- Theatrical release poster
- Directed by: Buzz Kulik
- Written by: Joseph Landon
- Produced by: Stanley Colbert
- Starring: William Shatner Patty McCormack Lee Kinsolving Billy Gray Virginia Field Steve Dunne
- Cinematography: Floyd Crosby
- Edited by: Melvin Shapiro
- Music by: Hal Borne
- Production company: Vega Productions
- Distributed by: United Artists
- Release date: October 1961;
- Running time: 89 minutes
- Country: United States
- Language: English

= The Explosive Generation =

1961 film by Buzz Kulik

The Explosive Generation (also known as The Chalk Circle, Arena, The Arena, Circle of Chalk and Bold Generation ) is a 1961 American film directed by Buzz Kulik and starring William Shatner and Patty McCormack. It was written by Stanley Colbert.

==Plot==

Peter Gifford is a teacher who wants to teach high school students to think for themselves and express themselves. A female student pushes to have open classroom discussion about the physical and emotional issues associated with teenage relationships and sex. This issue gets blown out of proportion by parents who don't have the facts and jump to ill-informed conclusions, demanding sanctions against the mostly innocent teacher, who keeps still on the matter to protect the involved students. The entire student body rallies in a Gandhiesque silent protest that helps everyone learn to appreciate the truth of the matter.

==Cast==
- William Shatner as Peter Gifford
- Patty McCormack as Janet Sommers
- Lee Kinsolving as Dan Carlyle
- Virginia Field as Mrs. Katie Sommers
- Billy Gray as Bobby Herman Jr.
- Steve Dunne as Bobby Herman Sr.
- Phillip Terry as Mr. Carlyle
- Arch Johnson as Mr. George Sommers
- Edward Platt as Mr. Morton
- Beau Bridges as Mark
- Stafford Repp as Police Captain
- Vito Scotti as Custodian
- Jocelyn Brando as Mrs. Ryker (uncredited)
- David Geffen as student (uncredited)

==Reception==
Variety wrote: "This is a well-written, carefully considered and capably-filmed study of American youth which avoids the sensational aspects of Hollywood's similar pix. ... Canadian actor William Shatner doesn't have a large role as the teacher, but he registers sympathetically and effectively. He has a pleasant screen personality and brings a moving power of oratory to his short speech about students 'protecting all over the world'."

Boxoffice wrote: "To the current rash of photoplays dealing with the subject of parental and professorial supervision – or the lack thereof – of adolescents is added this praiseworthy independent venture which should prove financially successful if for no other reason than it affords the young 'uns opportunity to indulge in a bit of I-told-you-so-ing. Earlier entries in the above-mentioned cycle have pursued either the comic or serious approach. Herein the latter obtains, although there are occasional sequences of levity."

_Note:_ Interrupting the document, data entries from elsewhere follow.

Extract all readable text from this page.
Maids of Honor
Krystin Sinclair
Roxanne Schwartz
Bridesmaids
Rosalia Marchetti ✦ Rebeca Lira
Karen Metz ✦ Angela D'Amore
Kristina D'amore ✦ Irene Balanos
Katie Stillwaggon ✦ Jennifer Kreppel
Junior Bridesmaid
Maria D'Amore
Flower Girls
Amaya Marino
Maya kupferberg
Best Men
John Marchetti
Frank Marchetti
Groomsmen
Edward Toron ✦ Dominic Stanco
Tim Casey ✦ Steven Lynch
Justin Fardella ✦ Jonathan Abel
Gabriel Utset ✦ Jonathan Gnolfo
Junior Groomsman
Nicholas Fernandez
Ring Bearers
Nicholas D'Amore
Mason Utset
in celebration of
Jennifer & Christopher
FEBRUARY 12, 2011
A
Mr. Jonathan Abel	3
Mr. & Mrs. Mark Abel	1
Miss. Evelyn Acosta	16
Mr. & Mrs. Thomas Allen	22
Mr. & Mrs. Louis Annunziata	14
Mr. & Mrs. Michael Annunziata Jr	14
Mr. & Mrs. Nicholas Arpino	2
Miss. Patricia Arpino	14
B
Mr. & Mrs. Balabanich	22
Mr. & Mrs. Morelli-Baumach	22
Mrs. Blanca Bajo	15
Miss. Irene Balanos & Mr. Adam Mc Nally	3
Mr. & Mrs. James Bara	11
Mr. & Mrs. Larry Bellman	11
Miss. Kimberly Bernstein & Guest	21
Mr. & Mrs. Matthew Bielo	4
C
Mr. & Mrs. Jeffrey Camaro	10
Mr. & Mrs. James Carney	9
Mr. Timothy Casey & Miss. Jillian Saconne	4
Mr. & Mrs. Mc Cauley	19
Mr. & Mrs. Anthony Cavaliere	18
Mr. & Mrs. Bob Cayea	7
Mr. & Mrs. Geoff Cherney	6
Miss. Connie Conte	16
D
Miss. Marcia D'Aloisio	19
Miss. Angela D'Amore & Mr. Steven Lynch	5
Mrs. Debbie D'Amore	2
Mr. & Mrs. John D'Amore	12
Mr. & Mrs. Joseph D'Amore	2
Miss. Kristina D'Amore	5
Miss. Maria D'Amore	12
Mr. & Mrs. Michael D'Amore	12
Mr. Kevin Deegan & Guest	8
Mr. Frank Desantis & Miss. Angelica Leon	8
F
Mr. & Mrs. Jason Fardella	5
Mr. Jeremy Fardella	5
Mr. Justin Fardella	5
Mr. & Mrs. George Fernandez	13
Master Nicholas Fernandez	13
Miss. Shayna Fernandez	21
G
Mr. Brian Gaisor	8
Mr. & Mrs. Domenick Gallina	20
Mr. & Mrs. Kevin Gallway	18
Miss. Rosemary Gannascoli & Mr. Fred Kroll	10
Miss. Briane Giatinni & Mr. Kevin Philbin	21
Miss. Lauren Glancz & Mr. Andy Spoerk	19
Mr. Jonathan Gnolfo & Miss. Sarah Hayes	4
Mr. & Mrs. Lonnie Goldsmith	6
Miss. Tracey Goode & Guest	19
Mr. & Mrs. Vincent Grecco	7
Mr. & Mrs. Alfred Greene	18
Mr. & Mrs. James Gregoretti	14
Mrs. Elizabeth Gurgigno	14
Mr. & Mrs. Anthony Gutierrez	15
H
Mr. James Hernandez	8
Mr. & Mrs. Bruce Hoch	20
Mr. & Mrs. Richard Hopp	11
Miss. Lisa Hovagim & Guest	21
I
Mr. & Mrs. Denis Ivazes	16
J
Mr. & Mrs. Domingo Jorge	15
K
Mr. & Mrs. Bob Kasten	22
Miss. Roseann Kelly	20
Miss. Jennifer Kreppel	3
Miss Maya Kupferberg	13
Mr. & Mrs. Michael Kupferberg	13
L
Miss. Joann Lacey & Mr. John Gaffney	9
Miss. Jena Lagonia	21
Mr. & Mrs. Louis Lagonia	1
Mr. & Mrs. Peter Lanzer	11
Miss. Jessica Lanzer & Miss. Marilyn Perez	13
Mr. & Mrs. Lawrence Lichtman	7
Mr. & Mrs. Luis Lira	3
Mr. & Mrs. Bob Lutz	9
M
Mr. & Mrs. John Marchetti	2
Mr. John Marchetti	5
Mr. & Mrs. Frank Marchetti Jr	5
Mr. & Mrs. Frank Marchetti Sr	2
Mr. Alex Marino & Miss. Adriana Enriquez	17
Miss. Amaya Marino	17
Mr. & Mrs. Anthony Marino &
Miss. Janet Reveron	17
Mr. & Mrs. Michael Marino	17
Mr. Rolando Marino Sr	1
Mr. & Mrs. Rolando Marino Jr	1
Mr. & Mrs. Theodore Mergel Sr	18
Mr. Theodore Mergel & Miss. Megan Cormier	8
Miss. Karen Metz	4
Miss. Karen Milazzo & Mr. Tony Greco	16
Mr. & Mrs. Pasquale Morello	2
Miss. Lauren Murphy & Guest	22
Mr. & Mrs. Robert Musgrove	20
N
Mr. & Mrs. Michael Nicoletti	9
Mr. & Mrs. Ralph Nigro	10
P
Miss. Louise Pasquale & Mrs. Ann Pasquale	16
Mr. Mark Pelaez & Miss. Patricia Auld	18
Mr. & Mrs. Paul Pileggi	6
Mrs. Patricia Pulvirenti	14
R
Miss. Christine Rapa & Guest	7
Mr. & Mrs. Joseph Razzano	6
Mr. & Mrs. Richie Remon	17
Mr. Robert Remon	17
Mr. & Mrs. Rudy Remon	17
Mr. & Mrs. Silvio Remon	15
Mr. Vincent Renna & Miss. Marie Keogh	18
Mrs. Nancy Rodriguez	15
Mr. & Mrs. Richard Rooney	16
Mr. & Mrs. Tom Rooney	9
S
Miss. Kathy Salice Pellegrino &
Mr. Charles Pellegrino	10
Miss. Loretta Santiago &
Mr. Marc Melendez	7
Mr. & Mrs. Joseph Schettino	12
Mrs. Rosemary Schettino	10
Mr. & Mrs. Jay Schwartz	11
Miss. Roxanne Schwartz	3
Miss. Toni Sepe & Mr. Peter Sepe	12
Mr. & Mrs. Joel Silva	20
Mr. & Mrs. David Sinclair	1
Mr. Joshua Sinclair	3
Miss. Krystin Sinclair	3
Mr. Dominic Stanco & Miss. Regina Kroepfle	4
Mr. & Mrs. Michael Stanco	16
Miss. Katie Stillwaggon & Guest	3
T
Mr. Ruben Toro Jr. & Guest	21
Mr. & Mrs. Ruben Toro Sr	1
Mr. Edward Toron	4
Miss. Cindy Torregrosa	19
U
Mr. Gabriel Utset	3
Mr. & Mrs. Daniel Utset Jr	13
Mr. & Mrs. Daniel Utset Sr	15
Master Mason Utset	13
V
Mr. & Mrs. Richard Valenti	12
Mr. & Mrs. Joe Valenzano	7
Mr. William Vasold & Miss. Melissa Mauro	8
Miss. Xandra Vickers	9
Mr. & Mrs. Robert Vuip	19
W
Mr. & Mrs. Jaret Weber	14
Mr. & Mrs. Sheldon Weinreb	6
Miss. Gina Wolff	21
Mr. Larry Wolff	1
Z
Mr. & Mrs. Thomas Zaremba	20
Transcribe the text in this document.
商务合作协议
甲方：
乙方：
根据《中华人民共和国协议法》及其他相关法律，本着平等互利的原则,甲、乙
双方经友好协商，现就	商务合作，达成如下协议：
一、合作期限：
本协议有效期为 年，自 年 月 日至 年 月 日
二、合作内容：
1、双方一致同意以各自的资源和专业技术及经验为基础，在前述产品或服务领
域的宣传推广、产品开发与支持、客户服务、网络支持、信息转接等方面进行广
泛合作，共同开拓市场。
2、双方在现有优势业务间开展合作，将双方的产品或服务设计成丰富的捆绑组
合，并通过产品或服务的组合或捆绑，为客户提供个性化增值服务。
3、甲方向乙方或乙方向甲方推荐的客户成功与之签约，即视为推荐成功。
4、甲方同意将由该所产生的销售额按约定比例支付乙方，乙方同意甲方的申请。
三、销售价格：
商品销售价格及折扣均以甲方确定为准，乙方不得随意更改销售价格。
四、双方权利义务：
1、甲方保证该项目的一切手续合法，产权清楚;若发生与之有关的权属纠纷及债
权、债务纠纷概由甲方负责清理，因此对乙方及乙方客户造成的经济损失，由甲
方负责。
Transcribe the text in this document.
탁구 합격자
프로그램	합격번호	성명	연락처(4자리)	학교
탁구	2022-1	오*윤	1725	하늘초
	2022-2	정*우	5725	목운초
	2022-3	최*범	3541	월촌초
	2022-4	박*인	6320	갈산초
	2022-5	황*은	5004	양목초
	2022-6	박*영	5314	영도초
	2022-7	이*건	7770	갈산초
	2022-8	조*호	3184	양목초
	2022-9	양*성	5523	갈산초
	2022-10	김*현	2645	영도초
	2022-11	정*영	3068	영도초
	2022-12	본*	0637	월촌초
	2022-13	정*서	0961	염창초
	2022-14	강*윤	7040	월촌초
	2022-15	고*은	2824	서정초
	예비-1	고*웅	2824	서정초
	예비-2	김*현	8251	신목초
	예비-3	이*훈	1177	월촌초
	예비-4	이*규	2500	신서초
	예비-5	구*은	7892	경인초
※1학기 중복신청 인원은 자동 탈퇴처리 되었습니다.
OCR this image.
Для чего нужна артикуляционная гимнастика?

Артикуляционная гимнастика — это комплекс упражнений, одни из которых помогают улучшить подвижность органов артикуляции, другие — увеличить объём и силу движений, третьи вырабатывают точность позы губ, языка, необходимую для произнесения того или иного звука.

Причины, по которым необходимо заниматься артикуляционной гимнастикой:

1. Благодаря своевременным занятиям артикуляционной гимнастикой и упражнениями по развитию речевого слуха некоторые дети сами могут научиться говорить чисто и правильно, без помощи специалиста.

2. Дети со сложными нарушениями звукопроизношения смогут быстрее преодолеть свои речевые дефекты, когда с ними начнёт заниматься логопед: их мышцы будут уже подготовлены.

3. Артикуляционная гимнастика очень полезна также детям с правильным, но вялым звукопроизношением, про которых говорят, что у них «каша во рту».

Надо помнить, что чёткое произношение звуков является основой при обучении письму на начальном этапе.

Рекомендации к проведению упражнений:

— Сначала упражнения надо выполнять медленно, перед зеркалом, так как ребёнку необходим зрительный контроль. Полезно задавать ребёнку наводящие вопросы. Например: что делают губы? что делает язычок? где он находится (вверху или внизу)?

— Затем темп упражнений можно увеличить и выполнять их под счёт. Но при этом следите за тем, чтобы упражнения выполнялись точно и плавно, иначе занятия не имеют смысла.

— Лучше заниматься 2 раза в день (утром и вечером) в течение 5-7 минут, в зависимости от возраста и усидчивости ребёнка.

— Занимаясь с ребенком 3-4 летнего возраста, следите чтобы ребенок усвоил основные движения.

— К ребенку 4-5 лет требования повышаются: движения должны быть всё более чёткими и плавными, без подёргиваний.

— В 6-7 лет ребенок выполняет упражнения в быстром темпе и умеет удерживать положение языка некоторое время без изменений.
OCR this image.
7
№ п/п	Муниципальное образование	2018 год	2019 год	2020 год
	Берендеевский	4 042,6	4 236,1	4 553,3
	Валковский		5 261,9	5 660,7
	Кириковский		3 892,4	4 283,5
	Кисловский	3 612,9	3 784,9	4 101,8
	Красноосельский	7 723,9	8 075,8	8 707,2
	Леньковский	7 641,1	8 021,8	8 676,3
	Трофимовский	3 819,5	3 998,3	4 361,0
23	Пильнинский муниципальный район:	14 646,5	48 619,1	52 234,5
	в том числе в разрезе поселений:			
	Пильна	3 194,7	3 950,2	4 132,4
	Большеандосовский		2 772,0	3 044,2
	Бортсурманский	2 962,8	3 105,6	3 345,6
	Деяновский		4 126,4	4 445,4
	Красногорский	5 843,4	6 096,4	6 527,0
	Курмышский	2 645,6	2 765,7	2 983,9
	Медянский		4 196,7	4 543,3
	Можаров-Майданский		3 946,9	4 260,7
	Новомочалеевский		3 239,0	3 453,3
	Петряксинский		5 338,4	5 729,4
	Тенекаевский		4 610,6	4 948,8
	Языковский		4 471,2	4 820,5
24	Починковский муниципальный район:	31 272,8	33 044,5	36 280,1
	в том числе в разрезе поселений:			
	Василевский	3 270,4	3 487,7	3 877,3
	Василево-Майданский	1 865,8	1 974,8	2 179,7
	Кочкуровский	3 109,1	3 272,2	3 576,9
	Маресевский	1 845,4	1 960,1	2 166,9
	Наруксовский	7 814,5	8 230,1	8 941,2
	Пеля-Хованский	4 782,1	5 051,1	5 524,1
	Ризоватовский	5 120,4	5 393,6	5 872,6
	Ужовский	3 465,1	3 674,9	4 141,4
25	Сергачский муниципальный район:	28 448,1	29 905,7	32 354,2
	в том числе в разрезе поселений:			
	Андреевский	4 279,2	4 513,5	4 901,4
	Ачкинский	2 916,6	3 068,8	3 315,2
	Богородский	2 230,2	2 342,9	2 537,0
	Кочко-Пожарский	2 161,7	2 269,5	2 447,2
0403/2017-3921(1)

The Monthly Film Bulletin wrote: "For the most part the direction (by Buzz Kulik, another recruit from television) manages to avoid the sensationalism implied in the title, but is otherwise not very distinguished. The acting is fair. Cuts presumably explain the enigmatic behaviour of Marge, who evidently suffers a traumatic experience in the beach hut (sub-Antonioni shot of her staring gloomily out to sea), and who subsequently appears once or twice, still under the weather, but having lost in the meantime her connection with the film."